Every year I am given plenty of warning.  Daylight Savings Time kicks in around Halloween and I’m eating dinner in the dark for weeks before it gets to me.  Then all of a sudden pow! I’m in a funk for no reason whatsoever.  I’m not alone in this.  Millions of people have Seasonal Affective Disorder and millions more don’t particularly care for these short days and long nights.  But like all those who suffer SAD, the dark season is something I experience in deep solitude no matter how many people around me are suffering the same. That’s just the nature of the beast.

Yes, I know all about sun lights and the many other strategies one can employ to keep SAD at bay, but the darkness still hounds me.  I’m adept now at staying a step ahead of it most of the time, but there are moments during the course of each short day when the sense of desolation is overwhelming.  Surely this feeling is as old as humanity itself.  Surely the first self-aware hominid felt something like it when he/she suddenly realized that several lean months lay directly ahead, and that not everyone in the clan would make it to spring.  Awareness is damning that way.

I am a creature of light.  I revel in the long days of early summer when it seems the sun will never set.  My two-week sojourn in the Alaskan bush was the greatest high of my life, and I’m sure that the 20-hour days had a lot to do with it.  Conversely, the only time I seriously considered suicide came on a day much like today.  Thank god I didn’t follow through on that urge, otherwise I would have missed out on dozens of glorious springs and as many magnificent summers!

Just now the snow-dusted landscape out my window becomes more visible as a lazy sun rises behind a wall of gray clouds.

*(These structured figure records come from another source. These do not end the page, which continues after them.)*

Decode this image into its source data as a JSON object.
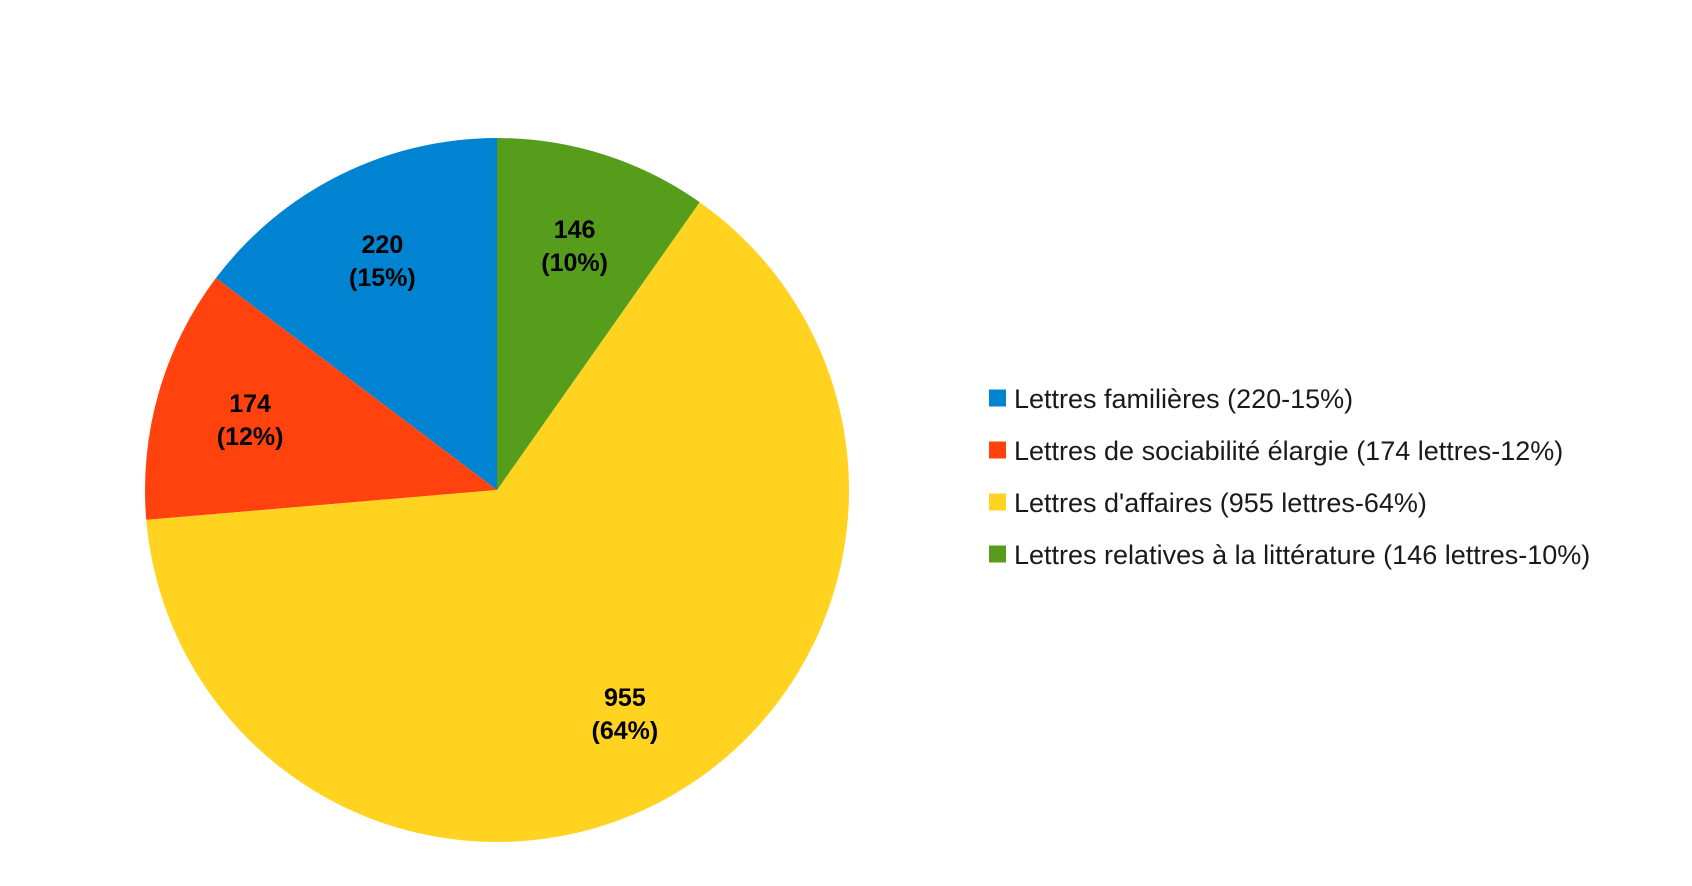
{
  "chart_data": {
    "type": "pie",
    "title": "",
    "categories": [
      "Lettres familières (220-15%)",
      "Lettres de sociabilité élargie (174 lettres-12%)",
      "Lettres d'affaires (955 lettres-64%)",
      "Lettres relatives à la littérature (146 lettres-10%)"
    ],
    "values": [
      220,
      174,
      955,
      146
    ],
    "value_labels": [
      "220",
      "174",
      "955",
      "146"
    ],
    "percent_labels": [
      "(15%)",
      "(12%)",
      "(64%)",
      "(10%)"
    ],
    "colors": [
      "#0084d1",
      "#ff420e",
      "#ffd320",
      "#579d1c"
    ],
    "start_angle_deg": 0,
    "direction": "counterclockwise",
    "legend_position": "right"
  }
}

Later on this morning, I will go for a long walk in quiet defiance, as if to affirm that I will live to see the wildflowers bloom again.  Like my distant ancestors, I have seen this coming and have braced myself against it.  Awareness is redeeming that way.

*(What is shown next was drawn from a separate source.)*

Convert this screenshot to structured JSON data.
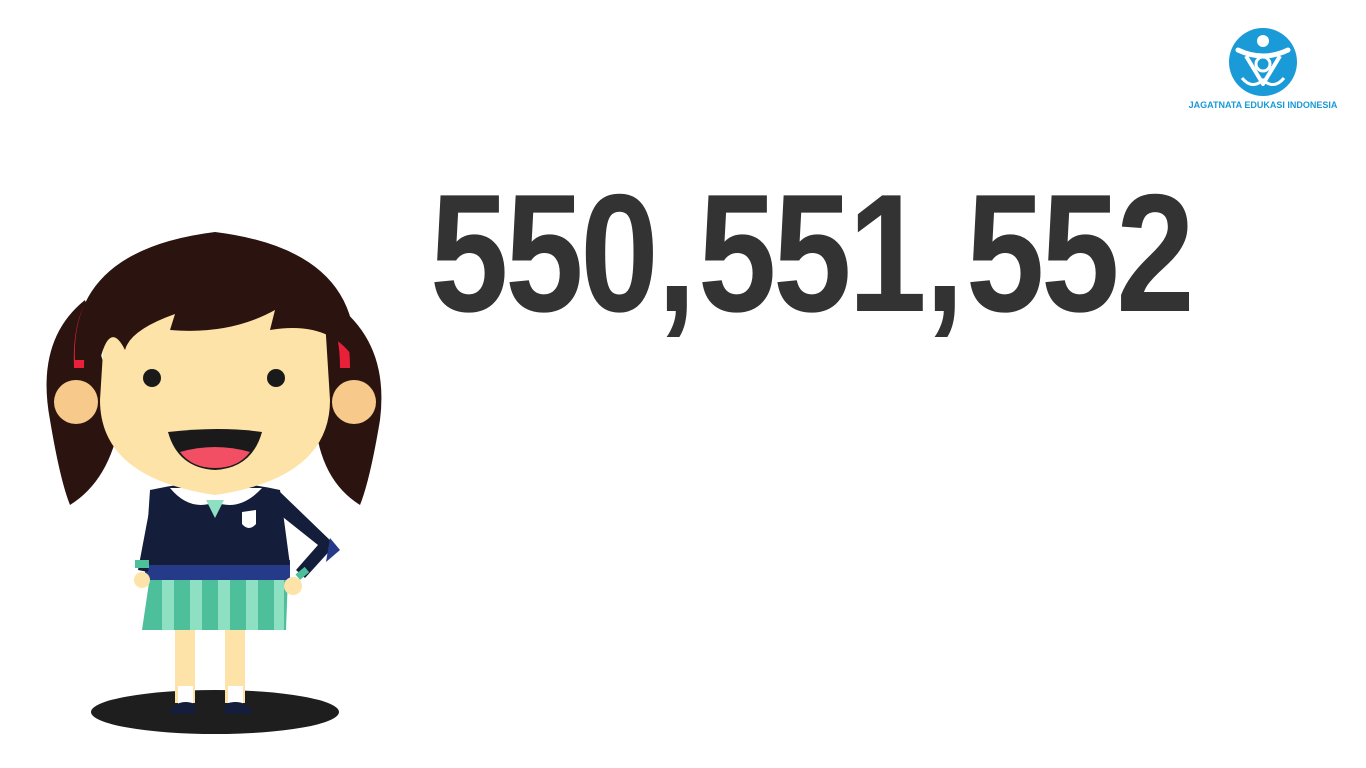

I can’t help but think that my sensitivity to light and darkness is somehow linked to my close association to the wild.  Rationally speaking, though, this makes no sense.  There are plenty of nature lovers indifferent to these long nights.  Still, the Winter Solstice rituals of the Druids and other pagans make me wonder if there isn’t some aversion to darkness deep within us all.  Everyone braces against it, one way or another.  No doubt the candle makers and manufacturers of Christmas lights will have plenty of buyers for their wares for many years to come.